JeanMichel Basquiat was born in Brooklyn, New York, to a Puerto Rican mother and Haitian father. When he was eight and recovering from a car accident, his mother gave him a copy of Gray’s Anatomy, which sparked his interest in the human form. This biography of the world’s most famous street artist features a facts and photos section at the back.

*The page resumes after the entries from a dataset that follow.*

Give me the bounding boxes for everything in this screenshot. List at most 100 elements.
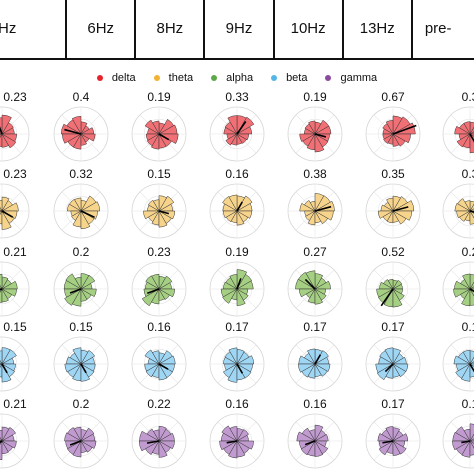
resultant-vector bbox=[236, 363, 244, 374]
rose-wedge bbox=[0, 288, 3, 303]
rose-wedge bbox=[314, 133, 325, 153]
resultant-vector bbox=[0, 126, 3, 135]
rose-wedge bbox=[1, 427, 16, 442]
resultant-vector bbox=[384, 363, 394, 373]
rose-wedge bbox=[60, 123, 82, 135]
rose-wedge bbox=[314, 288, 327, 301]
rose-wedge bbox=[138, 440, 160, 452]
rose-wedge bbox=[80, 274, 96, 290]
legend-label: theta bbox=[168, 72, 194, 84]
rose-wedge bbox=[453, 355, 471, 365]
rose-wedge bbox=[307, 348, 316, 365]
rose-wedge bbox=[151, 288, 160, 305]
rose-wedge bbox=[392, 288, 403, 295]
rose-wedge bbox=[300, 440, 316, 456]
rose-wedge bbox=[314, 288, 327, 295]
rose-wedge bbox=[80, 210, 91, 230]
resultant-vector bbox=[0, 288, 3, 291]
rose-wedge bbox=[392, 195, 401, 212]
header-cell-3: 9Hz bbox=[203, 0, 275, 60]
header-cell-5: 13Hz bbox=[341, 0, 413, 60]
rose-plot-alpha-1: 0.2 bbox=[53, 245, 109, 317]
rose-plot-beta-6: 0.1 bbox=[442, 320, 474, 392]
legend-swatch bbox=[211, 75, 218, 81]
rose-plot-beta-4: 0.17 bbox=[287, 320, 343, 392]
rose-wedge bbox=[469, 440, 474, 444]
r-value-label: 0.1 bbox=[462, 397, 474, 411]
rose-wedge bbox=[469, 288, 474, 306]
rose-wedge bbox=[236, 116, 255, 135]
resultant-vector bbox=[314, 205, 332, 212]
rose-plot-delta-0: 0.23 bbox=[0, 90, 30, 162]
rose-wedge bbox=[158, 210, 168, 228]
rose-wedge bbox=[1, 347, 11, 365]
rose-wedge bbox=[1, 426, 10, 442]
rose-wedge bbox=[385, 363, 394, 379]
r-value-label: 0.16 bbox=[303, 397, 327, 411]
rose-plot-theta-4: 0.38 bbox=[287, 167, 343, 239]
rose-wedge bbox=[225, 133, 238, 146]
rose-plot-theta-1: 0.32 bbox=[53, 167, 109, 239]
r-value-label: 0.23 bbox=[3, 167, 27, 181]
rose-wedge bbox=[1, 133, 17, 149]
rose-wedge bbox=[236, 288, 246, 306]
rose-wedge bbox=[454, 125, 471, 135]
header-cell-6: pre- bbox=[410, 0, 474, 60]
resultant-vector bbox=[69, 440, 82, 446]
resultant-vector bbox=[304, 440, 316, 446]
rose-wedge bbox=[236, 429, 249, 442]
resultant-vector bbox=[469, 210, 474, 213]
rose-wedge bbox=[314, 440, 329, 455]
rose-wedge bbox=[80, 195, 97, 212]
rose-wedge bbox=[469, 423, 474, 442]
rose-wedge bbox=[72, 288, 82, 307]
rose-wedge bbox=[469, 288, 474, 297]
resultant-vector bbox=[69, 288, 82, 294]
rose-wedge bbox=[222, 196, 238, 212]
rose-plot-beta-1: 0.15 bbox=[53, 320, 109, 392]
rose-wedge bbox=[461, 440, 471, 458]
rose-wedge bbox=[0, 209, 3, 212]
rose-wedge bbox=[222, 203, 238, 212]
r-value-label: 0.3 bbox=[462, 167, 474, 181]
r-value-label: 0.17 bbox=[225, 320, 249, 334]
rose-wedge bbox=[223, 127, 238, 135]
rose-wedge bbox=[219, 440, 238, 451]
rose-wedge bbox=[452, 440, 471, 451]
rose-wedge bbox=[145, 275, 160, 290]
header-cell-2: 8Hz bbox=[134, 0, 206, 60]
band-legend: delta theta alpha beta gamma bbox=[0, 70, 474, 86]
rose-wedge bbox=[236, 133, 250, 141]
rose-plot-theta-6: 0.3 bbox=[442, 167, 474, 239]
rose-wedge bbox=[392, 116, 411, 135]
resultant-vector bbox=[392, 206, 409, 212]
rose-wedge bbox=[222, 288, 238, 304]
rose-wedge bbox=[80, 427, 95, 442]
rose-plot-delta-3: 0.33 bbox=[209, 90, 265, 162]
legend-label: beta bbox=[286, 72, 308, 84]
rose-wedge bbox=[145, 363, 160, 378]
r-value-label: 0.67 bbox=[381, 90, 405, 104]
rose-wedge bbox=[392, 440, 407, 455]
rose-plot-gamma-6: 0.1 bbox=[442, 397, 474, 469]
rose-wedge bbox=[0, 440, 3, 461]
rose-wedge bbox=[158, 440, 168, 458]
rose-wedge bbox=[383, 133, 394, 144]
rose-plot-delta-4: 0.19 bbox=[287, 90, 343, 162]
rose-wedge bbox=[314, 350, 329, 365]
rose-wedge bbox=[392, 288, 405, 301]
legend-item-alpha: alpha bbox=[211, 72, 253, 84]
header-cell-1: 6Hz bbox=[65, 0, 137, 60]
rose-wedge bbox=[314, 424, 324, 442]
rose-plot-theta-2: 0.15 bbox=[131, 167, 187, 239]
resultant-vector bbox=[461, 440, 471, 444]
rose-wedge bbox=[392, 196, 408, 212]
rose-plot-alpha-2: 0.23 bbox=[131, 245, 187, 317]
rose-wedge bbox=[64, 363, 82, 373]
rose-plot-alpha-5: 0.52 bbox=[365, 245, 421, 317]
rose-wedge bbox=[386, 210, 394, 224]
resultant-vector bbox=[226, 440, 238, 444]
rose-wedge bbox=[236, 355, 255, 365]
rose-wedge bbox=[227, 363, 238, 383]
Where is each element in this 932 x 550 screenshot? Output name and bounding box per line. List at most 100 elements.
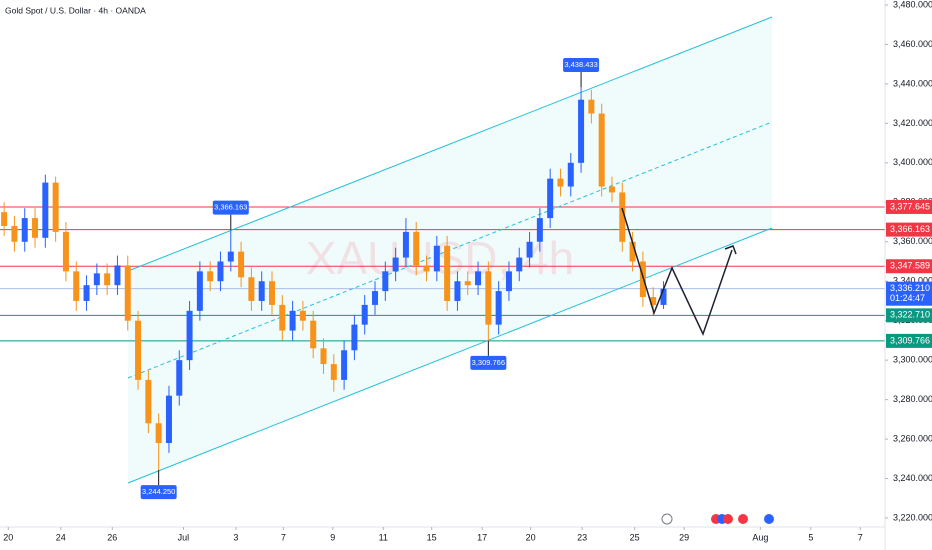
candle-body [464,281,471,286]
candle-body [382,271,389,292]
forecast-arrow [724,245,737,255]
candles [1,87,667,471]
watermark: XAUUSD, 4h [306,232,574,284]
x-tick-label: 3 [233,532,238,542]
candle-body [207,271,214,282]
y-tick-label: 3,460.000 [893,39,932,49]
candle-body [444,245,451,301]
candle-body [299,310,306,321]
candle-body [413,231,420,266]
candle-body [495,291,502,325]
annotation-bg [563,58,600,73]
candle-body [248,277,255,301]
candle-body [21,218,28,242]
candle-body [392,257,399,272]
candle-body [351,324,358,351]
candle-body [557,178,564,187]
x-tick-label: 9 [330,532,335,542]
event-icon [738,514,748,524]
candle-body [650,297,657,305]
x-tick-label: 5 [808,532,813,542]
candle-body [547,178,554,219]
x-tick-label: 23 [577,532,587,542]
candle-body [279,304,286,331]
candle-body [536,218,543,242]
candle-body [42,182,49,238]
current-price-bg [886,281,932,306]
candle-body [475,271,482,286]
candle-body [268,281,275,305]
forecast-path [621,207,733,336]
chart-title: Gold Spot / U.S. Dollar · 4h · OANDA [5,5,146,15]
candle-body [186,310,193,361]
candle-body [402,231,409,258]
price-level-label: 3,377.645 [890,201,930,211]
candle-body [217,261,224,282]
annotation-label: 3,309.766 [472,358,505,367]
y-tick-label: 3,300.000 [893,355,932,365]
candle-body [639,261,646,298]
x-tick-label: 7 [858,532,863,542]
current-price-label: 3,336.210 [890,283,930,293]
x-tick-label: 29 [679,532,689,542]
candle-body [361,304,368,325]
event-icon [723,514,733,524]
price-level-label-bg [886,259,932,274]
candle-body [32,218,39,238]
x-tick-label: Aug [752,532,768,542]
channel-lower [127,227,773,484]
candle-body [176,360,183,396]
candle-body [619,192,626,242]
candle-body [433,245,440,272]
event-icon [661,513,673,525]
candle-body [196,271,203,311]
candle-body [83,285,90,301]
candle-body [516,257,523,272]
annotation-label: 3,438.433 [564,60,597,69]
y-tick-label: 3,280.000 [893,394,932,404]
candle-body [114,265,121,286]
x-tick-label: 7 [281,532,286,542]
countdown: 01:24:47 [890,293,925,303]
y-tick-label: 3,360.000 [893,236,932,246]
price-level-label: 3,366.163 [890,224,930,234]
x-tick-label: 17 [477,532,487,542]
y-tick-label: 3,240.000 [893,473,932,483]
x-tick-label: 15 [427,532,437,542]
candle-body [1,212,8,226]
price-level-label-bg [886,222,932,237]
candle-body [310,320,317,349]
candle-body [135,320,142,380]
candle-body [62,231,69,272]
candle-body [238,251,245,278]
x-tick-label: 26 [107,532,117,542]
candle-body [660,288,667,305]
y-tick-label: 3,480.000 [893,0,932,9]
candle-body [505,271,512,292]
candle-body [454,281,461,301]
annotation-bg [212,200,249,215]
annotation-label: 3,244.250 [142,487,175,496]
y-tick-label: 3,400.000 [893,157,932,167]
candle-body [289,310,296,331]
price-level-label: 3,347.589 [890,261,930,271]
candle-body [485,271,492,325]
candle-body [104,273,111,286]
candle-body [372,291,379,305]
price-level-label-bg [886,199,932,214]
y-axis: 3,220.000 3,240.000 3,260.000 3,280.000 3,30… [885,0,932,522]
x-tick-label: Jul [178,532,190,542]
candle-body [608,186,615,193]
candle-body [341,350,348,380]
price-level-label-bg [886,333,932,348]
candle-body [567,162,574,187]
x-tick-label: 20 [526,532,536,542]
candle-body [11,225,18,242]
y-tick-label: 3,220.000 [893,512,932,522]
candle-body [578,99,585,163]
annotation-label: 3,366.163 [214,203,247,212]
candle-body [227,251,234,262]
annotations: 3,438.433 3,366.163 3,309.766 3,244.250 [140,58,600,500]
annotation-bg [140,485,177,500]
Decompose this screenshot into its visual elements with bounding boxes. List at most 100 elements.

Miles Morales: Suspended: A Spider-man novel by Jason Reynolds; illustrated by Zeke Peña

Miles Morales is still just your average teenager. He has unexpectedly become totally obsessed with poetry and can never seem to do much more than babble around his crush. Nothing too weird. Oh! Except, just yesterday, he used his spidey superpowers to save the world (no biggie) from an evil mastermind called The Warden. And the grand prize Miles gets for that is…Suspension. But what begins as a long boring day of in-school suspension is interrupted by a little bzzz in his mind. His spidey-sense is telling him there’s something not quite right here, and soon he finds himself in a fierce battle with an insidious…termite?! His unexpected foe is hiding a secret, one that could lead to the destruction of the world’s history—especially Black and Brown history—and only Miles can stop him. Yeah, just a typical day in the life of your friendly neighborhood SpiderMan.

Black ballerinas: my journey to our legacy by Misty Copeland; illustrated by Salena Barnes

From New York Times bestselling and award-winning author and American Ballet Theatre principal dancer Misty Copeland comes a nonfiction picture book celebrating dancers of color who have influenced her on and off the stage. As a young girl living in a motel with her mother and her five siblings, Misty Copeland didn’t have a lot of exposure to ballet or prominent dancers. She was sixteen when she saw a Black ballerina on a magazine cover for the first time. The experience emboldened Misty and told her that she wasn’t alone–and her dream wasn’t impossible. In the years since, Misty has only learned more about the trailblazing women who made her own success possible by pushing back against repression and racism with their talent and tenacity. Misty brings these women’s stories to a new generation of readers and gives them the recognition they deserve. With an introduction from Misty about the legacy these women have had on dance and on her career itself, this book delves into the lives and careers of women of color who fundamentally changed the landscape of American ballet from the early twentieth century to today.